Despite this, while the CDC recommends children receive two doses of the hepatitis A vaccine between their first and second birthdays, and the Advisory Committee on Immunization Practices (ACIP) recently recommended expanding the use of hepatitis A vaccine for all children and adolescents aged 2 through 18 years.18

ACIP also recommended that people with HIV (aged 1 year and older) should be routinely vaccinated with hepatitis A vaccine, even though research suggests the effectiveness is much lower in this population. One study found hepatitis A vaccine to be effective only 48% of the time in HIV-positive patients.19

It’s also important to understand that while infection with hepatitis A is thought to provide lifelong protection against the disease,20 it’s unknown how long the protection offered via hepatitis A vaccine lasts. According to NVIC:21

“The duration of immunity following hepatitis A vaccine is unknown. A 2017 published study reviewing the antibody levels of 52 hepatitis A vaccine recipients found that 88.5 percent had measurable antibody levels after 20 years.22

It is important to note that while protection from hepatitis A infection may be related to the presence of antibodies, the lowest levels of antibody protection is not known.”

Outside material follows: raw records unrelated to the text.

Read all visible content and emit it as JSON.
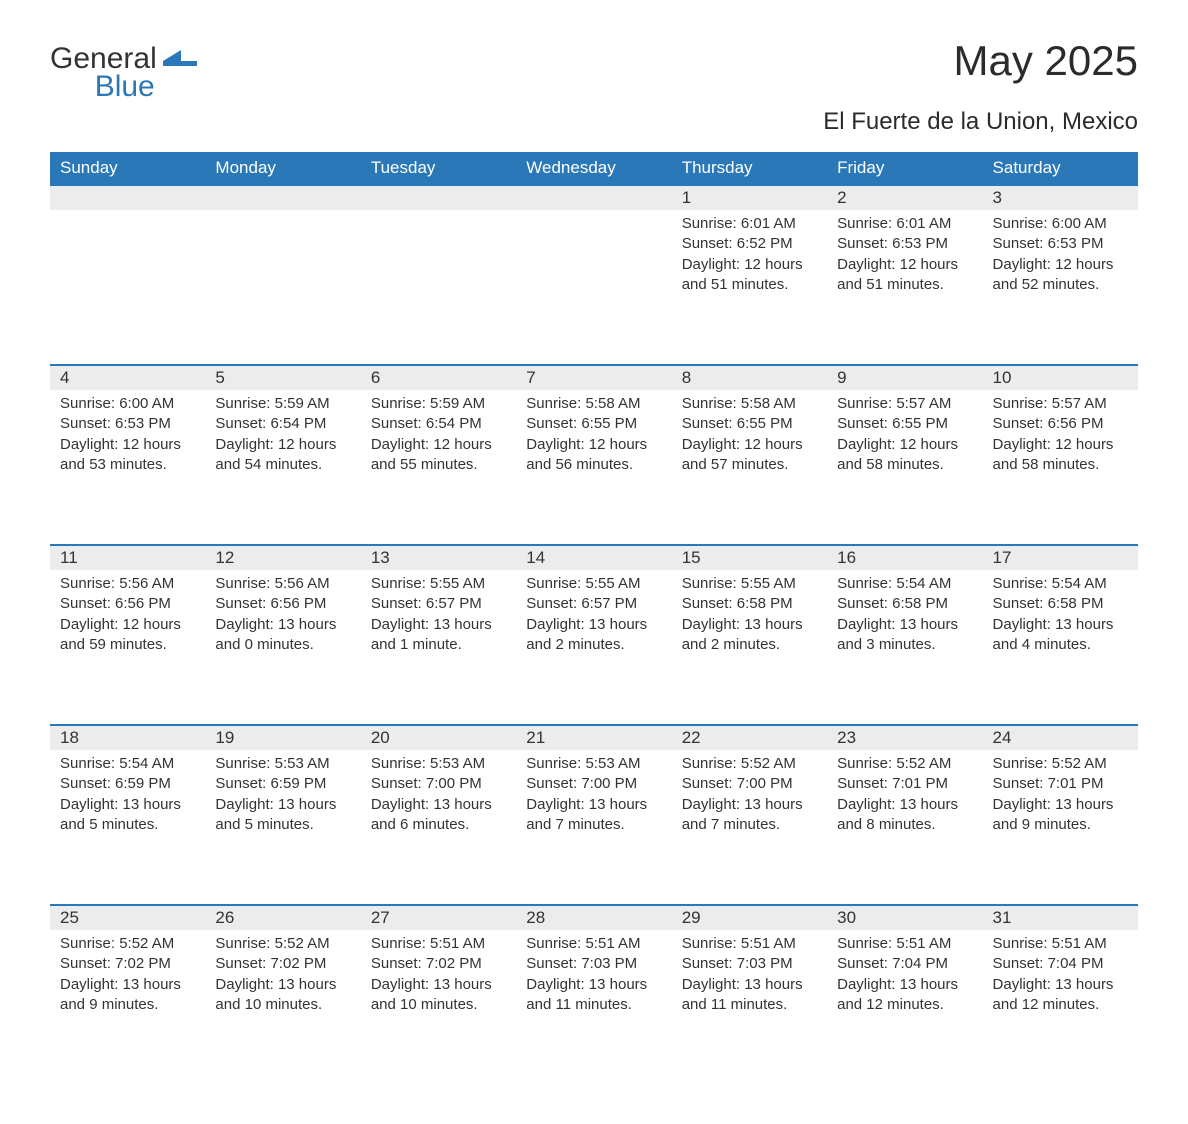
{
  "logo": {
    "word1": "General",
    "word2": "Blue"
  },
  "title": "May 2025",
  "subtitle": "El Fuerte de la Union, Mexico",
  "colors": {
    "header_bg": "#2a78b8",
    "header_text": "#ffffff",
    "daynum_bg": "#ececec",
    "border_top": "#2a78b8",
    "text": "#333333",
    "page_bg": "#ffffff"
  },
  "dayNames": [
    "Sunday",
    "Monday",
    "Tuesday",
    "Wednesday",
    "Thursday",
    "Friday",
    "Saturday"
  ],
  "weeks": [
    [
      null,
      null,
      null,
      null,
      {
        "n": "1",
        "sunrise": "6:01 AM",
        "sunset": "6:52 PM",
        "daylight": "12 hours and 51 minutes."
      },
      {
        "n": "2",
        "sunrise": "6:01 AM",
        "sunset": "6:53 PM",
        "daylight": "12 hours and 51 minutes."
      },
      {
        "n": "3",
        "sunrise": "6:00 AM",
        "sunset": "6:53 PM",
        "daylight": "12 hours and 52 minutes."
      }
    ],
    [
      {
        "n": "4",
        "sunrise": "6:00 AM",
        "sunset": "6:53 PM",
        "daylight": "12 hours and 53 minutes."
      },
      {
        "n": "5",
        "sunrise": "5:59 AM",
        "sunset": "6:54 PM",
        "daylight": "12 hours and 54 minutes."
      },
      {
        "n": "6",
        "sunrise": "5:59 AM",
        "sunset": "6:54 PM",
        "daylight": "12 hours and 55 minutes."
      },
      {
        "n": "7",
        "sunrise": "5:58 AM",
        "sunset": "6:55 PM",
        "daylight": "12 hours and 56 minutes."
      },
      {
        "n": "8",
        "sunrise": "5:58 AM",
        "sunset": "6:55 PM",
        "daylight": "12 hours and 57 minutes."
      },
      {
        "n": "9",
        "sunrise": "5:57 AM",
        "sunset": "6:55 PM",
        "daylight": "12 hours and 58 minutes."
      },
      {
        "n": "10",
        "sunrise": "5:57 AM",
        "sunset": "6:56 PM",
        "daylight": "12 hours and 58 minutes."
      }
    ],
    [
      {
        "n": "11",
        "sunrise": "5:56 AM",
        "sunset": "6:56 PM",
        "daylight": "12 hours and 59 minutes."
      },
      {
        "n": "12",
        "sunrise": "5:56 AM",
        "sunset": "6:56 PM",
        "daylight": "13 hours and 0 minutes."
      },
      {
        "n": "13",
        "sunrise": "5:55 AM",
        "sunset": "6:57 PM",
        "daylight": "13 hours and 1 minute."
      },
      {
        "n": "14",
        "sunrise": "5:55 AM",
        "sunset": "6:57 PM",
        "daylight": "13 hours and 2 minutes."
      },
      {
        "n": "15",
        "sunrise": "5:55 AM",
        "sunset": "6:58 PM",
        "daylight": "13 hours and 2 minutes."
      },
      {
        "n": "16",
        "sunrise": "5:54 AM",
        "sunset": "6:58 PM",
        "daylight": "13 hours and 3 minutes."
      },
      {
        "n": "17",
        "sunrise": "5:54 AM",
        "sunset": "6:58 PM",
        "daylight": "13 hours and 4 minutes."
      }
    ],
    [
      {
        "n": "18",
        "sunrise": "5:54 AM",
        "sunset": "6:59 PM",
        "daylight": "13 hours and 5 minutes."
      },
      {
        "n": "19",
        "sunrise": "5:53 AM",
        "sunset": "6:59 PM",
        "daylight": "13 hours and 5 minutes."
      },
      {
        "n": "20",
        "sunrise": "5:53 AM",
        "sunset": "7:00 PM",
        "daylight": "13 hours and 6 minutes."
      },
      {
        "n": "21",
        "sunrise": "5:53 AM",
        "sunset": "7:00 PM",
        "daylight": "13 hours and 7 minutes."
      },
      {
        "n": "22",
        "sunrise": "5:52 AM",
        "sunset": "7:00 PM",
        "daylight": "13 hours and 7 minutes."
      },
      {
        "n": "23",
        "sunrise": "5:52 AM",
        "sunset": "7:01 PM",
        "daylight": "13 hours and 8 minutes."
      },
      {
        "n": "24",
        "sunrise": "5:52 AM",
        "sunset": "7:01 PM",
        "daylight": "13 hours and 9 minutes."
      }
    ],
    [
      {
        "n": "25",
        "sunrise": "5:52 AM",
        "sunset": "7:02 PM",
        "daylight": "13 hours and 9 minutes."
      },
      {
        "n": "26",
        "sunrise": "5:52 AM",
        "sunset": "7:02 PM",
        "daylight": "13 hours and 10 minutes."
      },
      {
        "n": "27",
        "sunrise": "5:51 AM",
        "sunset": "7:02 PM",
        "daylight": "13 hours and 10 minutes."
      },
      {
        "n": "28",
        "sunrise": "5:51 AM",
        "sunset": "7:03 PM",
        "daylight": "13 hours and 11 minutes."
      },
      {
        "n": "29",
        "sunrise": "5:51 AM",
        "sunset": "7:03 PM",
        "daylight": "13 hours and 11 minutes."
      },
      {
        "n": "30",
        "sunrise": "5:51 AM",
        "sunset": "7:04 PM",
        "daylight": "13 hours and 12 minutes."
      },
      {
        "n": "31",
        "sunrise": "5:51 AM",
        "sunset": "7:04 PM",
        "daylight": "13 hours and 12 minutes."
      }
    ]
  ],
  "labels": {
    "sunrise": "Sunrise: ",
    "sunset": "Sunset: ",
    "daylight": "Daylight: "
  }
}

Informed consent is your right

Star Wars: Galaxy’s Edge opened at Disneyland Resort in California on May 31, 2019, and a small group of “freedom fighters” staged a protest against forced vaccinations outside the entrance.

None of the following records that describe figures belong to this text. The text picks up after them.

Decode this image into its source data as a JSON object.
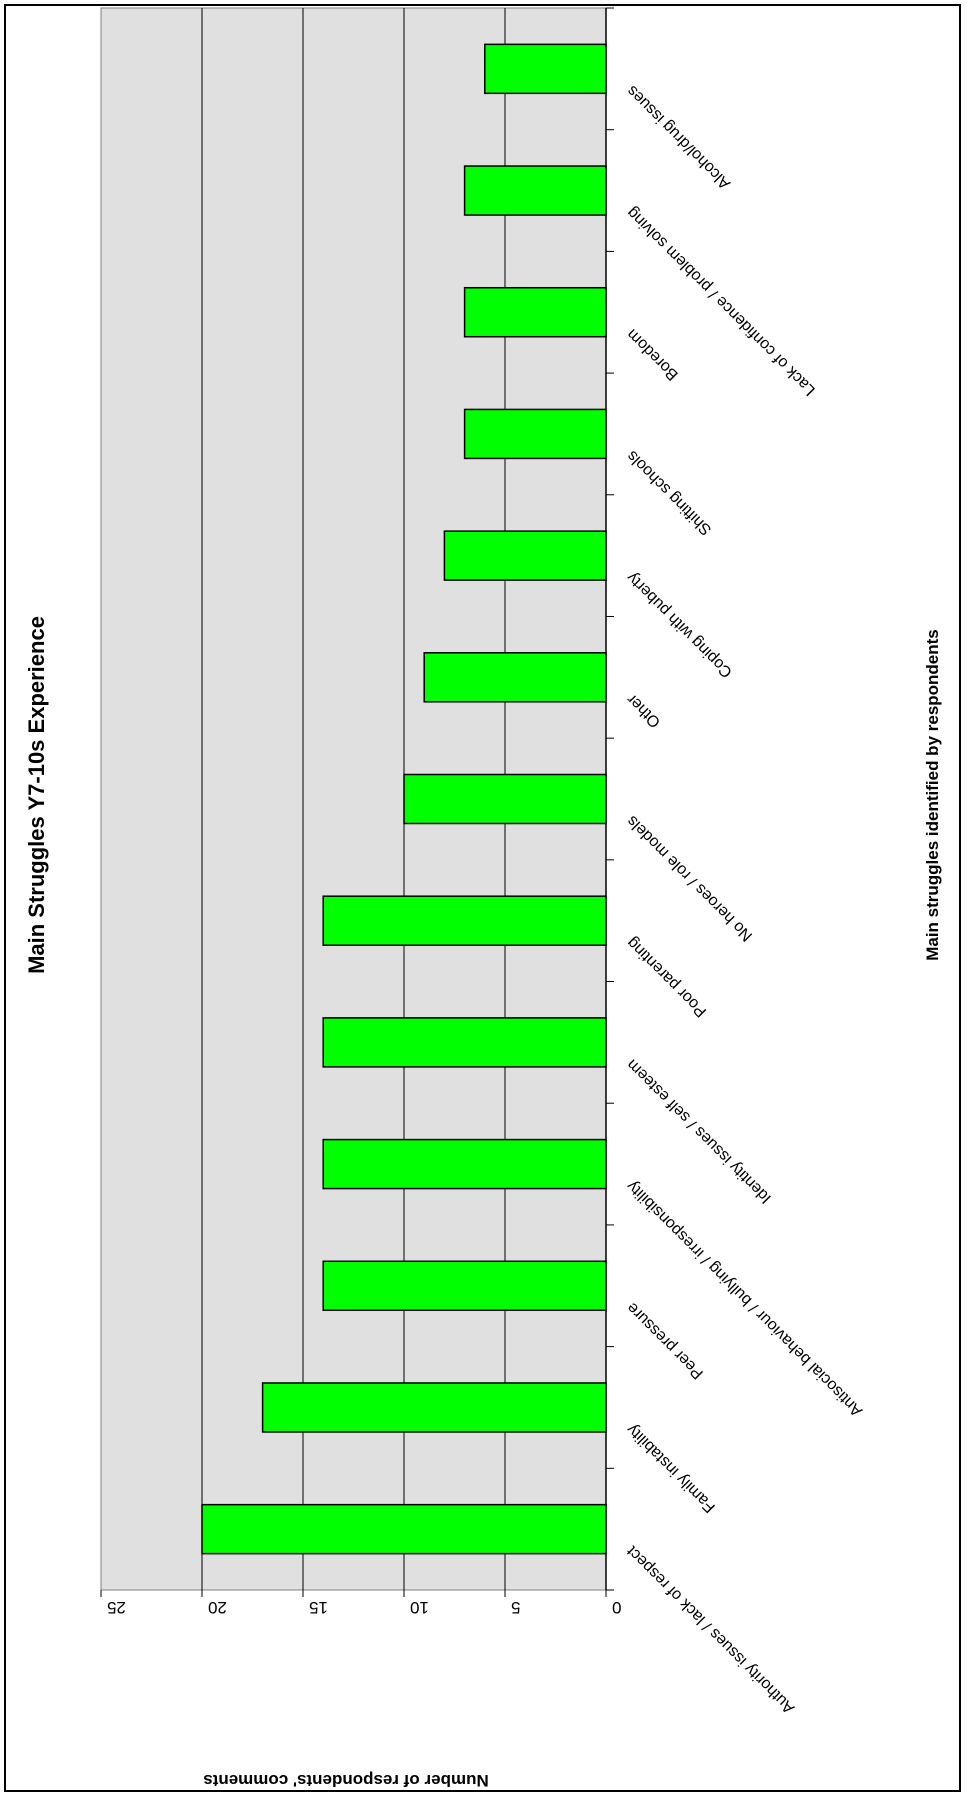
{
  "chart_data": {
    "type": "bar",
    "orientation": "rotated",
    "title": "Main Struggles Y7-10s Experience",
    "xlabel": "Main struggles identified by respondents",
    "ylabel": "Number of respondents' comments",
    "ylim": [
      0,
      25
    ],
    "yticks": [
      0,
      5,
      10,
      15,
      20,
      25
    ],
    "grid": true,
    "categories": [
      "Authority issues / lack of respect",
      "Family instability",
      "Peer pressure",
      "Antisocial behaviour / bullying / irresponsibility",
      "Identity issues / self esteem",
      "Poor parenting",
      "No heroes / role models",
      "Other",
      "Coping with puberty",
      "Shifting schools",
      "Boredom",
      "Lack of confidence / problem solving",
      "Alcohol/drug issues"
    ],
    "values": [
      20,
      17,
      14,
      14,
      14,
      14,
      10,
      9,
      8,
      7,
      7,
      7,
      6
    ],
    "colors": {
      "bar_fill": "#00ff00",
      "bar_stroke": "#000000",
      "plot_bg": "#e0e0e0",
      "gridline": "#000000"
    }
  }
}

Public demonstrations like these against forced vaccination policies and laws are increasingly common because there is an ongoing effort by government officials, medical trade groups, online platforms and mainstream media outlets to shut down all public conversations about vaccine risks and failures, as an increasing number of vaccinations are added to the recommended childhood vaccine schedule and vaccine mandates for adults — like hepatitis A vaccine for food handlers — become more widespread. According to Barbara Loe Fisher, cofounder and president of NVIC:23

“For children born in America in 1983, the federal government recommended 23 doses of seven vaccines given between two months and six years old.

Today, the child vaccination schedule is 69 doses of 16 vaccines given between the day of birth and age 18, with 50 doses administered before age six, at a current price tag of more than $3,000 per child … For children born in America in the years to come, that vaccine list and cost could double or triple.

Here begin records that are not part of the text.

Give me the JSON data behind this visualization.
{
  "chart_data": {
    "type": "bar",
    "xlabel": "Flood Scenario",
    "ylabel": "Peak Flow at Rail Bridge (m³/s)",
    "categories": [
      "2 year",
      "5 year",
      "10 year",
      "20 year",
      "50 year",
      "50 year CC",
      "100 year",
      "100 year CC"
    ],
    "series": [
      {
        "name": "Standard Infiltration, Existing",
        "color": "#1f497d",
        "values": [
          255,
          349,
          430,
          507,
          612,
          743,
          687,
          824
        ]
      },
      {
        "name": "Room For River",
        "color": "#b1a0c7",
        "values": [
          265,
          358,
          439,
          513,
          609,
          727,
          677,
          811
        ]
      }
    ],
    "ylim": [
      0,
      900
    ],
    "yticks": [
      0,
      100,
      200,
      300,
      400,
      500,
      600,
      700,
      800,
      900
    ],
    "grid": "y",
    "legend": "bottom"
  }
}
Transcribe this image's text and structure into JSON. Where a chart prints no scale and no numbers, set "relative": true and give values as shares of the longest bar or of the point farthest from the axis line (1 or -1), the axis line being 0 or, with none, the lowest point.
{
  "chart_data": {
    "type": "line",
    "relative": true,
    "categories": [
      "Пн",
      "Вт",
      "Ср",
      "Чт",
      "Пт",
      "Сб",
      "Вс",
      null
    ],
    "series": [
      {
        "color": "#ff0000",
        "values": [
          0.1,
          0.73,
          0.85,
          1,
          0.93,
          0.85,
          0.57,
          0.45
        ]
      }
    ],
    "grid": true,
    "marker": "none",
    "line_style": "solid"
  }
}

The World Health Organization is encouraging drug companies to fast track more than a dozen new ‘priority’ vaccines to market for children, pregnant women and adults — and you can be sure industry will lobby governments to mandate all of them — respiratory syncytial virus (RSV), streptococcus A & B, HIV, herpes simplex virus, gonorrhea, e-coli, shigella, salmonella, tuberculosis, malaria and more.

Where is the scientific evidence to support the assumption that forcing everyone to use more and more vaccines to atypically manipulate our immune systems and repeatedly provoke inflammatory responses in our bodies throughout life will produce better health for all?”

This is precisely the point, and the reason why the freedom to exercise informed consent to vaccine use is a human right — one that should be protected, like freedom of thought, speech and conscience, which define the civil liberties upon which the U.S. was founded. When vaccines are mandated in order for you to hold a job, your freedom is being threatened and taken from you.